Delia: I started dancing when I was 4 years old. I studied ballet until I was 15 and then modern dance for another couple of years after that. But I was more interested in acting. When I was 18 I saw two pieces, on two separate occasions, by contemporary dance companies, Jump Start Dance and Dance Makers. Both of the pieces were very theatrical. I was so inspired by the interdisciplinary potential of the art form that I quit acting for film and TV, and I enrolled in Main Dance place professional training program about a year later.
Daelik: I fell into the world of physical theatre while in University in Toronto, but only became interested in dancing after I met Peter Bingham, the Artistic Director of EDAM, who turned me on to Contact Improvisation. I wanted to be in his company and when I approached him he told me he couldn’t hire me because I wasn’t a dancer. So I became a dancer!
How did you meet?
Delia: Daelik and I met in an amateur dance project spearheaded by Trish Halsey in 1991. We met weekly over quite a few months to rehearse and create a production (which was never performed). Then Daelik enrolled in Main Dance during my second year there. Finally our partnership was cemented while we worked together at EDAM 1997-2000.

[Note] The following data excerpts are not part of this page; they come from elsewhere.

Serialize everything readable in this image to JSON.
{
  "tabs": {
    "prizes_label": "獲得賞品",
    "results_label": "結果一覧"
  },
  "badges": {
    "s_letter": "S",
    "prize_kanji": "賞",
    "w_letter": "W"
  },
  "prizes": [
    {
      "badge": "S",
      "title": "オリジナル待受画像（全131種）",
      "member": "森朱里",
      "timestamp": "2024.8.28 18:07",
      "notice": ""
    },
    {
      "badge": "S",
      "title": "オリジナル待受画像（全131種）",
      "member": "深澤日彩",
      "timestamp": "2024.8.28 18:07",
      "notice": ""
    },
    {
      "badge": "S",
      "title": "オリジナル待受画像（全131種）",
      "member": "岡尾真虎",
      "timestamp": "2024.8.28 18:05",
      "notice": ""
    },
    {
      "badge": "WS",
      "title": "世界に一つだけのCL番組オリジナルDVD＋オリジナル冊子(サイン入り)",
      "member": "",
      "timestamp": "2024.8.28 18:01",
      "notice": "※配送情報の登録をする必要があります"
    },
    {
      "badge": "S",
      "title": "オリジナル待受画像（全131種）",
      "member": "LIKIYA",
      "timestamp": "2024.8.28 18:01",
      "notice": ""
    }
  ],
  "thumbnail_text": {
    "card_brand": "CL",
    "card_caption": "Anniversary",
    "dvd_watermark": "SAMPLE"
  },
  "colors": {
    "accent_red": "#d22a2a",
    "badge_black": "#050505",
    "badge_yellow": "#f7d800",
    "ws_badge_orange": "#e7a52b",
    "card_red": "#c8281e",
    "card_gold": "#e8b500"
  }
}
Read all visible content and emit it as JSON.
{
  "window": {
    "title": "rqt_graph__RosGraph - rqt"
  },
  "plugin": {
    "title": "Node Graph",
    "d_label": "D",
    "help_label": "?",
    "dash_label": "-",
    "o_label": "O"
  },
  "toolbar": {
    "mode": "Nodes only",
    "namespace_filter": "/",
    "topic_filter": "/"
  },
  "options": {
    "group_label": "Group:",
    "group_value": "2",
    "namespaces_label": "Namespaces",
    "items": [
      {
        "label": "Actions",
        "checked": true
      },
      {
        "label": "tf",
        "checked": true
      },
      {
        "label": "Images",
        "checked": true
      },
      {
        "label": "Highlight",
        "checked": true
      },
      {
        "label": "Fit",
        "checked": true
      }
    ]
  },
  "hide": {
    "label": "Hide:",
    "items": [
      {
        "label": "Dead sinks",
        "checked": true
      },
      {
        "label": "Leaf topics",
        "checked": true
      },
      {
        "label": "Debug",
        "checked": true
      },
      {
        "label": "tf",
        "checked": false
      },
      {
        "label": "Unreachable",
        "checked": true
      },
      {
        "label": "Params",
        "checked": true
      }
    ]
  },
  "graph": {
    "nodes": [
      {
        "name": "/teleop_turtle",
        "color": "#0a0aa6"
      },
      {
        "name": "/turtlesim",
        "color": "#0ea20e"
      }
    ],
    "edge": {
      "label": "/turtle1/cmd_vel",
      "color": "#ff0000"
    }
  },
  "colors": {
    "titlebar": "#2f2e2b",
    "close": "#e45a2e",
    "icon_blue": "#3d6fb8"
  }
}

How would you describe your current project Time Machine?
Delia: To put it simply, for Time Machine we are exploring contrasts between the young and old - naiveté vs. experience, preparedness vs. spontaneity through the lens of the body - children and adult bodies, but also through the exploration of physical materials. Through our collaboration with fabric sculpture artist/costume designer Natalie Purschwitz we have chosen a selection of objects and fabrics that when put together can evoke either highly aesthetic and abstract design or the playroom floor of a preschool before naptime. Our cast includes eight children aged between 5 and 13.
Isn’t there a saying about never working with children or animals?
Delia: I will retort with another maxim: Rules are meant to be broken.
If you didn’t have a career in dance, what might you be doing?
Delia: Visual art or film.
Daelik: Before dance I thought I wanted to be a writer…no, I think if I weren’t dancing I would build furniture.
What might people be surprised to know about you?
Delia: I come from the planet Voxnar.
Daelik: My paternal grandmother is First Nations (Anishnaabe) Algonquin.
What is your proudest moment to date?
Delia: Perhaps I should tell you that I have an allergy to questions that require a quantitative or qualitative ratio - questions like, ”if you had to rate your pain on a scale of 1-10…” drive me insane. But I want to be nice so… the birth of my son and opening night of plaything.
Daelik: Probably starting MACHiNENOiSY and touring my first show (The Secret Lexicon of Dis/ease) to Berlin.
What is your next project?
Delia & Daelik: Reciprocal Forms, a full-length dance performance with six dancers, two composers and an architect. Reciprocal Forms is a dance structured on transmissions between two directors (us) and two composers, Stephan Smulovitz and Chris Kelly. Reciprocal Forms is about transmission, communication and the undeterminable responses of the other. It seeks to elucidate the myriad weave of voices and interpretations within a creative process and to affirm the audience’s subjective responses as integral to the cycle of artistic communion.
Delia Brett and Daelik are Co-Artistic Directors of Vancouver-based contemporary dance company MACHiNENOiSY and Dance Centre Artists-in-Residence this season. Their latest work Time Machine is presented as part of The Dance Centre’s Global Dance Connections series in partnership with the PuSh Festival February 4-7, 2015, 8pm at Scotiabank Dance Centre in Vancouver.